Requesting Permissions

Make sure you are on the 5-requesting-permissions branch to follow along with this exercise.

Deno has a permissions API that will allow you to request certain access from your code as a library author.

In the "app.ts" file, define a const object which specifies the name of the "read" permission.

const desc = { name: "read" } as const;

Pass the descriptor object to the request method on Deno.permissions. Because the permissions API is still unstable, it does not show up in intellisense under the "Deno" object.

const desc = { name: "read" } as const;
const status = await Deno.permissions.request(desc);

The "status" variable will contain a "state" object after the user has either granted or denied permissions. If the permission is granted, the state will be "granted". If it is denied, then "denied".
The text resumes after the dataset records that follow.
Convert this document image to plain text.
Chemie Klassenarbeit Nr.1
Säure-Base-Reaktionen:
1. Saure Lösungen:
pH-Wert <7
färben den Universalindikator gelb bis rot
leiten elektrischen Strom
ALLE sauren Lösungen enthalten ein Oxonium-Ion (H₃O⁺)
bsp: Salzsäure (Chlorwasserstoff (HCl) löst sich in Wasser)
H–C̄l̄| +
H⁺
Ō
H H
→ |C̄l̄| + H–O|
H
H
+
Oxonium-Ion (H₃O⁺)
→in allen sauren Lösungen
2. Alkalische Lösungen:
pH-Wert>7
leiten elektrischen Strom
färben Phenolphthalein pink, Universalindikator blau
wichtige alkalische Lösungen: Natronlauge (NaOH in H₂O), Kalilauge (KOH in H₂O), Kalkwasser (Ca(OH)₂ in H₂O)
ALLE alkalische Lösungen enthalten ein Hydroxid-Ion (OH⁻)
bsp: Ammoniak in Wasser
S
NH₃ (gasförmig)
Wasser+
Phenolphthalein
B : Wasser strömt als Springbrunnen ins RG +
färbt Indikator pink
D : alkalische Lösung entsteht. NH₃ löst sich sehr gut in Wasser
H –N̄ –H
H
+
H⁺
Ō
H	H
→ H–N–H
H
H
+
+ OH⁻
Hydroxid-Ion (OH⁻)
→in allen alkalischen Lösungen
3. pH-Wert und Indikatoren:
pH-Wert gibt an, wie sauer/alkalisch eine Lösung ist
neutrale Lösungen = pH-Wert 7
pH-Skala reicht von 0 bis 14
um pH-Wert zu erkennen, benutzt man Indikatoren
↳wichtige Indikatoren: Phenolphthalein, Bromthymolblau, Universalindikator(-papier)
Check the state object on the status constant to make sure permission has been granted. If so, list all the files in the current directory.

const desc = { name: "read", path: "." } as const;
const status = await Deno.permissions.request(desc);

console.log(status);

if (status.state === "granted") {
  const results = await Deno.readDir(".");
  for await (const result of results) {
    console.log(result);
  }
} else {
  console.log("This program requires 'read' permissions to execute");
}

Run the program from the terminal with deno run --unstable app.ts.

You should see a prompt in the terminal asking you if you want to grant or deny permission to "read".

Check file:///home/burkeholland/dev/deno-first-look-exercises/app.ts
️⚠️  Deno requests read access. Grant? [g/d (g = grant, d = deny)]

Enter "g" to grant or "d" to deny and view the output.

Note that if you run this program with the --allow-read flag, the permissions request will be ignored and the "status.state" value will be "granted".